For a while Patterson and Irving met up regularly. Irving taught the soldier German and Patterson brought the Jewish prisoner any food that he could spare.
"I like to think that, perhaps these meetings helped to make his hard struggle to exist a little more bearable," wrote Patterson, several years after the war.
In January1945 the evacuation of Auschwitz was accompanied by the sound of Russian Artillery not far away.
While marching a long hard road from Auschwitz to Germany, Patterson saw the bodies of Jews and others, emaciated and clad in striped uniforms with a shaved head and a beret lying in the ditch along the road where they marched. Whether or not Irving was among the dead, Patterson can't say. He wrote to him after the war at an address where Irving's Uncle lived in Australia. He didn't hear back.

In dangerous waters
Meaford resident and World War II veteran Naval soldier, William "Bill" Payie says he touches his toes 30 times every morning and if he feels especially good he does it 40 times. When he goes to sleep at night, he thanks God for another day.
As a naval communications petty officer in the war making $31 a month at the beginning he remembers a battle off the coast of France during one of the 1,615 days he spent in dangerous waters, according to his decommission slip.

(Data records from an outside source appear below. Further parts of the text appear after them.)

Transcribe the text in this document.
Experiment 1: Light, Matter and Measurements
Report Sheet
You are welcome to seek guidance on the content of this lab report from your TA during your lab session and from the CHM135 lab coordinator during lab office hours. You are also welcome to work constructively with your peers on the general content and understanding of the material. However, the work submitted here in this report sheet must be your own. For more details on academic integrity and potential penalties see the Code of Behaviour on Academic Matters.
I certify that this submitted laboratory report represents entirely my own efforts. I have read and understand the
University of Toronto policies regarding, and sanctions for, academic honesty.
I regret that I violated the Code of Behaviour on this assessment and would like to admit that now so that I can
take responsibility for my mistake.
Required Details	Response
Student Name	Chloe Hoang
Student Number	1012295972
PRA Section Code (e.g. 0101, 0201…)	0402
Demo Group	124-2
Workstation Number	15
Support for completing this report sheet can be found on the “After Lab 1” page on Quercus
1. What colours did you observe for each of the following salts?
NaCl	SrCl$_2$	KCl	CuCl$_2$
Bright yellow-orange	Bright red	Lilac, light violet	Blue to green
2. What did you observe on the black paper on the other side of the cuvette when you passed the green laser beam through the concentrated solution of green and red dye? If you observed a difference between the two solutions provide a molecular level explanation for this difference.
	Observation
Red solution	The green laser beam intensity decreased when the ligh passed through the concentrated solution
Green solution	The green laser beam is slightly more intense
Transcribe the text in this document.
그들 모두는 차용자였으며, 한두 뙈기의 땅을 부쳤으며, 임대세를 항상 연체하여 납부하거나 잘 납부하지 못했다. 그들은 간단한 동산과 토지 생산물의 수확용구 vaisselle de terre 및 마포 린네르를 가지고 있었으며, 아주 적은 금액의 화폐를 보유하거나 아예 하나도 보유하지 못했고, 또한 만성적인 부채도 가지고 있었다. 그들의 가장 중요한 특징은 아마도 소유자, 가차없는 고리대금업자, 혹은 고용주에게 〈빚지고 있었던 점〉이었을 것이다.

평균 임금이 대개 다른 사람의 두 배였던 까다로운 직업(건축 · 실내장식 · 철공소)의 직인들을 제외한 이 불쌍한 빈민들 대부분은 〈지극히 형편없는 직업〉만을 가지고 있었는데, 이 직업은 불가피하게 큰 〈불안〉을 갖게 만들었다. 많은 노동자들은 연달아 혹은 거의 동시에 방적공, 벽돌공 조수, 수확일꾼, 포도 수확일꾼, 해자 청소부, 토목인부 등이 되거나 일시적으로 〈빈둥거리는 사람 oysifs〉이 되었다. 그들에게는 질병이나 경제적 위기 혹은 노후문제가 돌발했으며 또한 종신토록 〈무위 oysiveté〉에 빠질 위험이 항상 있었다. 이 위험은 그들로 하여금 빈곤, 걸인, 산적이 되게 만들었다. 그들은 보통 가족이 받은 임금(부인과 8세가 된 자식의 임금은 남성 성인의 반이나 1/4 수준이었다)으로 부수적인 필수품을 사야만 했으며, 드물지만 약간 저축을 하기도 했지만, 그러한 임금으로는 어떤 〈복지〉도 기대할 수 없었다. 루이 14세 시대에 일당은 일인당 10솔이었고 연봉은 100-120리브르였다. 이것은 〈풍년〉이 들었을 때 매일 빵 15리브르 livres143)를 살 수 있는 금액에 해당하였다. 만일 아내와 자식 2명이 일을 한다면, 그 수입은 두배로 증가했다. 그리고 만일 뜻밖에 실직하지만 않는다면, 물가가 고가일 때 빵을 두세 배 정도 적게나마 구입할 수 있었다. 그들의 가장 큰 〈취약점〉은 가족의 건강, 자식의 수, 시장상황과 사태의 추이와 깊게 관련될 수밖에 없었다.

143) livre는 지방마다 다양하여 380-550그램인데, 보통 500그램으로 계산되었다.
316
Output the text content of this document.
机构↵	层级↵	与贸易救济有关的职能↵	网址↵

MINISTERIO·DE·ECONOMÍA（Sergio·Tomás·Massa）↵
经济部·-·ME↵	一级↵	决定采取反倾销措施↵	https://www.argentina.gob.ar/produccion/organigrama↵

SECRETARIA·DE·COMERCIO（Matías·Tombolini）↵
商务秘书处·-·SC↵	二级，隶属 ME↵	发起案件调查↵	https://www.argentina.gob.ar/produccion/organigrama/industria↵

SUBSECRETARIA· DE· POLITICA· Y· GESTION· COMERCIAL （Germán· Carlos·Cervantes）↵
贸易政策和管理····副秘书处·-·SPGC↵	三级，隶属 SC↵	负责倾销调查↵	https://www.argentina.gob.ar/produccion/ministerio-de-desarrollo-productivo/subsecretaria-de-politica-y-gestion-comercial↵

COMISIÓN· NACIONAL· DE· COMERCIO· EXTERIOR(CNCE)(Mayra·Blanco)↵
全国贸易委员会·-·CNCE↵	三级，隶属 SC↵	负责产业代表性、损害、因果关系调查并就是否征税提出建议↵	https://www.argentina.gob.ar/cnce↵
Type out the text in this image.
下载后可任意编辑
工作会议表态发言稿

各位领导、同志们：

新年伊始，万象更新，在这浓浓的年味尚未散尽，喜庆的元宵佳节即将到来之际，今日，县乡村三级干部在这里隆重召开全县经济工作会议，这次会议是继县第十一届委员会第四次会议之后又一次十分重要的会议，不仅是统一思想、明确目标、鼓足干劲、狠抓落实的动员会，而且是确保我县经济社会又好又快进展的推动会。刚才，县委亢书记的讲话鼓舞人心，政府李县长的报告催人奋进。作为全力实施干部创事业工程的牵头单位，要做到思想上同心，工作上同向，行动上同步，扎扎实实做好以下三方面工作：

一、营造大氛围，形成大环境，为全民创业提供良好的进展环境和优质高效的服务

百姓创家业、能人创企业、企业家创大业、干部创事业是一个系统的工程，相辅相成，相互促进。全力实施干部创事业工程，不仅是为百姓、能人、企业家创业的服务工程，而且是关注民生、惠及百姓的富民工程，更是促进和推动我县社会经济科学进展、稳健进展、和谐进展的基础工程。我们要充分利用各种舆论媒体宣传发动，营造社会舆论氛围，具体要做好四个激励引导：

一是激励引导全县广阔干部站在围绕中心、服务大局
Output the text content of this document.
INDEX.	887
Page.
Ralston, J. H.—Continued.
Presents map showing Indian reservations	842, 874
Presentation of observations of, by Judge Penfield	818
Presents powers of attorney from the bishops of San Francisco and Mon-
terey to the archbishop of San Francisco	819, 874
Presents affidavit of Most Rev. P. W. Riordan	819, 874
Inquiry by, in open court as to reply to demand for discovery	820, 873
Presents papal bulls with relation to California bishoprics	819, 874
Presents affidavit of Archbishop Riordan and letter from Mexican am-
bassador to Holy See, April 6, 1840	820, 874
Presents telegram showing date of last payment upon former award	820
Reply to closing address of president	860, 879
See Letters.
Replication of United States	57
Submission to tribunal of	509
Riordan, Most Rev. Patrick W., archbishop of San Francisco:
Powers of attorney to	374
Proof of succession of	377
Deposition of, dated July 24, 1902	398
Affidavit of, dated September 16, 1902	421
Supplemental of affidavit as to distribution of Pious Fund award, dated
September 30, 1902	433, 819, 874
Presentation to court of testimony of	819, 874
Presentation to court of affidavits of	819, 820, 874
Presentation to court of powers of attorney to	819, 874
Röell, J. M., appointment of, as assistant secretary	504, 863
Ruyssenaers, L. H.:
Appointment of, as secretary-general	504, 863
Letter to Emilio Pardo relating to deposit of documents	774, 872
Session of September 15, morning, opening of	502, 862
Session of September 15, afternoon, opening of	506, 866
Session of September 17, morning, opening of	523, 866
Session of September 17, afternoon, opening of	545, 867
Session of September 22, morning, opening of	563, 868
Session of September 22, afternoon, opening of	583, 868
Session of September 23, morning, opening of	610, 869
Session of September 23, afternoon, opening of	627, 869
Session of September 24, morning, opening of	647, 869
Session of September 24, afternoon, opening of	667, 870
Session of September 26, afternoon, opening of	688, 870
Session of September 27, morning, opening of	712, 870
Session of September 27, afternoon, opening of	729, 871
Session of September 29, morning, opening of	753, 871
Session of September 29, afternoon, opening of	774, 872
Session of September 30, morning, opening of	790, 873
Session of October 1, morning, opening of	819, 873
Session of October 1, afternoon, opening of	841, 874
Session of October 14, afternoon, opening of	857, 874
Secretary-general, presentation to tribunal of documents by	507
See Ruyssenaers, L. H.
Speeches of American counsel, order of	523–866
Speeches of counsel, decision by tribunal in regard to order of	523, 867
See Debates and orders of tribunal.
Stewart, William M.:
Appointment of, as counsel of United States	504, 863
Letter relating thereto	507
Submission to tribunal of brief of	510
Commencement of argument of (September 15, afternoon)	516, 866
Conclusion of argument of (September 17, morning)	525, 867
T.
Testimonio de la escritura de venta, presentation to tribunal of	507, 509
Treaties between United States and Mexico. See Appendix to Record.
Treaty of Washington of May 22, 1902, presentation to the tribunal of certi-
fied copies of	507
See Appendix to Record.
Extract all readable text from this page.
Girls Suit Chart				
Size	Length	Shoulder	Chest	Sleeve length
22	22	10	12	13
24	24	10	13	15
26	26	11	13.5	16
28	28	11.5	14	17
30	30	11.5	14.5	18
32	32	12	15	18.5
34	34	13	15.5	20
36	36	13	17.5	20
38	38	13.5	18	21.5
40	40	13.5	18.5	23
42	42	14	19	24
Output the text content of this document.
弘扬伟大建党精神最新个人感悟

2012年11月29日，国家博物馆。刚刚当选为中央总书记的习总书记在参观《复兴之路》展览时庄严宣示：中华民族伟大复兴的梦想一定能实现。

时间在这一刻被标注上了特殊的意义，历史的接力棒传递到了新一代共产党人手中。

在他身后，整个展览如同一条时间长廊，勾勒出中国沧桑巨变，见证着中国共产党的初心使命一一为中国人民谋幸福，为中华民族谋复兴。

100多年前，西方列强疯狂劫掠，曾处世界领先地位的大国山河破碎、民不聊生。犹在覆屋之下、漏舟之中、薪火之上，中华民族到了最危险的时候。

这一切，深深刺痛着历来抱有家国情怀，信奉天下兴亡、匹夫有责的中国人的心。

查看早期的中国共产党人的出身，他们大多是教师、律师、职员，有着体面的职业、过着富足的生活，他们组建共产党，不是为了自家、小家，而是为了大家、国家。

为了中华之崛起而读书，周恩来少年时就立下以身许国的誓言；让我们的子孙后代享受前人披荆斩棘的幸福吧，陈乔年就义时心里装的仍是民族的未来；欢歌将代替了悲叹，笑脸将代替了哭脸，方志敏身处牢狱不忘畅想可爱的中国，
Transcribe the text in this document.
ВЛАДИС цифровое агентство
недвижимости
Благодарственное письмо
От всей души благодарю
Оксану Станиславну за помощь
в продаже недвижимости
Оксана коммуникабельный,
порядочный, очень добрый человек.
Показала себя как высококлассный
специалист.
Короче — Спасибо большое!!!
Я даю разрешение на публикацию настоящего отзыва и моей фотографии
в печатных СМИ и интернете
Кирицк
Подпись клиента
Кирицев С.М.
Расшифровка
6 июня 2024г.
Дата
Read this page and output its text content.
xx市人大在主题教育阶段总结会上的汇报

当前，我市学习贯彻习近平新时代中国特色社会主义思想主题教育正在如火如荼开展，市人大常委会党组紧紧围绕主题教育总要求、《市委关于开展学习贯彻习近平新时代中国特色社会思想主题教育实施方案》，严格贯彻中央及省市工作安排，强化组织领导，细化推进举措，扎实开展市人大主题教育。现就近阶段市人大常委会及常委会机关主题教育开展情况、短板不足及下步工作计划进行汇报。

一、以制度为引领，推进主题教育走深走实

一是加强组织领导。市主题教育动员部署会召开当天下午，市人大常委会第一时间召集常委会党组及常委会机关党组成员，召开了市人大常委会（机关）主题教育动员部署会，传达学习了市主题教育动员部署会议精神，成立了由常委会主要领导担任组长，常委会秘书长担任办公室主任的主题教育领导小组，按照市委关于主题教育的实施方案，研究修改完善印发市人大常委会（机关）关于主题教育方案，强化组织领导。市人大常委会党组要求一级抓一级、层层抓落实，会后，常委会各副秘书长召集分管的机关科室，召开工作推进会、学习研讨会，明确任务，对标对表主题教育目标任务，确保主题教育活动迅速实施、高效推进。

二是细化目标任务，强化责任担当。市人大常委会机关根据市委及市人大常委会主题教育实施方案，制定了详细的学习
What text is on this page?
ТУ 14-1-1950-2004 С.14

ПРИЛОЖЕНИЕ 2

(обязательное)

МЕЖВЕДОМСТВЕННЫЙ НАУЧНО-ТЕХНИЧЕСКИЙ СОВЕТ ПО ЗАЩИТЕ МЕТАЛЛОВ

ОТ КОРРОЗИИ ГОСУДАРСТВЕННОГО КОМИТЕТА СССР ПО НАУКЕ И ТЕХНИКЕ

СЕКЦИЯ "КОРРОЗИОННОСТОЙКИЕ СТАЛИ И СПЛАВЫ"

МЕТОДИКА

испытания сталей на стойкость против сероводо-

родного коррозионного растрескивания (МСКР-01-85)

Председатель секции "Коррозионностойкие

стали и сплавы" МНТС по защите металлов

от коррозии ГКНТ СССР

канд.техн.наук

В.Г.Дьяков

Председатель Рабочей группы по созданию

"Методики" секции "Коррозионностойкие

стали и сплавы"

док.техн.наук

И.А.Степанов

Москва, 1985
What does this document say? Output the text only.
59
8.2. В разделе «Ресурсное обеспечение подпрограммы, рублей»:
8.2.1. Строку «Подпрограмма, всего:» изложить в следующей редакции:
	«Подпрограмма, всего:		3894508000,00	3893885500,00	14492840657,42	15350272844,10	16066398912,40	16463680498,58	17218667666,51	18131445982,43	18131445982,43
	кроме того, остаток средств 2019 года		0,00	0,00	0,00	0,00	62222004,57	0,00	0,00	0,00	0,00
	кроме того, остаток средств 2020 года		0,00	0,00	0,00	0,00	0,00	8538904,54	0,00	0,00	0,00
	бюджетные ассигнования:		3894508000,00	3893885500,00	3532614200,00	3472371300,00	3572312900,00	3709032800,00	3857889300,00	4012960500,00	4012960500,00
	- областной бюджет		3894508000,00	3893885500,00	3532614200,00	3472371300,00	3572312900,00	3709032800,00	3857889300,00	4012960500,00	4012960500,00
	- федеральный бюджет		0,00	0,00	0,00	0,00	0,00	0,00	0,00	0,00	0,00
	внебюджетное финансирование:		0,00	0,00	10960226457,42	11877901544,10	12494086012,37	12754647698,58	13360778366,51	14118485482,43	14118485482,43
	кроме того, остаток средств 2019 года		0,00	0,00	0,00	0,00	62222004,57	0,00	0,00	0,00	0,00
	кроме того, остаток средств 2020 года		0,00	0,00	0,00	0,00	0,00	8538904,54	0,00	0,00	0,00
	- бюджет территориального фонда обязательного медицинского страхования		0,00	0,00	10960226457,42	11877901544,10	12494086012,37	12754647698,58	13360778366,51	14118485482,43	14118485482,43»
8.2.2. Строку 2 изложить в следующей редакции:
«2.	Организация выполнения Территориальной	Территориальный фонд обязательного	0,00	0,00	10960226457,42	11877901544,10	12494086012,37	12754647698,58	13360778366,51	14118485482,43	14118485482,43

This particular day, his ship had contact with a submarine, but was on standby while a British ship was supposed to engage in combat.
Not 15 minutes went by and a torpedo blew off the ship's stern, killing 60 men.
Payie's ship had to leave the battle scene, but returned six hours later to pick up survivors.
Payie and the crew picked 32 survivors from the water and he gave his bed to a man whose legs had been nearly torn off in the blast. Payie knew the fate of the man in his bed could easily have been his own.
"I guess I hit it lucky in my life," he said.
Payie remembers his brother, an airman shot down on November 22 1942.
"He was 25 and I was 22," said Payie, wiping a tear from his blue eyes.
Payie says November 11 is special to him because it is so close to the day his brother died. That's the first face he sees during the moment of silence.

Digging a deeper trench
Billy Williams ran away from home in Nova Scotia and lied about his age to enlist in the Canadian Army at the age of 15.
He remembers knowing only one thing - how to shoot. As a child he shot squirrels in the eye and traded their skins for a nickel. He thought he could use that skill in the army.
He was fighting in Korea at age 16.
"The trenches weren't deep enough," he said. Williams remembers digging into a hill with a valley in front and no man's land surrounding them. There wasn't room to move, and the fighting was unceasing.
"I always dug my trench a little deeper," he said to the two World War II veterans sitting with him at the table. "I was terrified."
A day in Korea was like a week - noon marked the regular rocket shower from the enemy.
"We lost a lot of guys we shouldn't have... it was a losing battle" he said. "But it was nothing to be ashamed of, we were just trying to be helpful."
The 75-year-old former Land Sergeant now works at Binkley Apples in Thornbury. He lives in Meaford and never buys green bananas. He counts each day a blessing, knowing he could have met a fate the same as those he fought beside.
Though he was terrified and young he has good and bad recollections of Korea, Williams says memories are something he'll never lose.
"I wouldn't trade my memories for nothing," he said.
Observing his moment of silence today, Billy Williams will be thinking of "all the ones that we've lost and the ones we're losing today."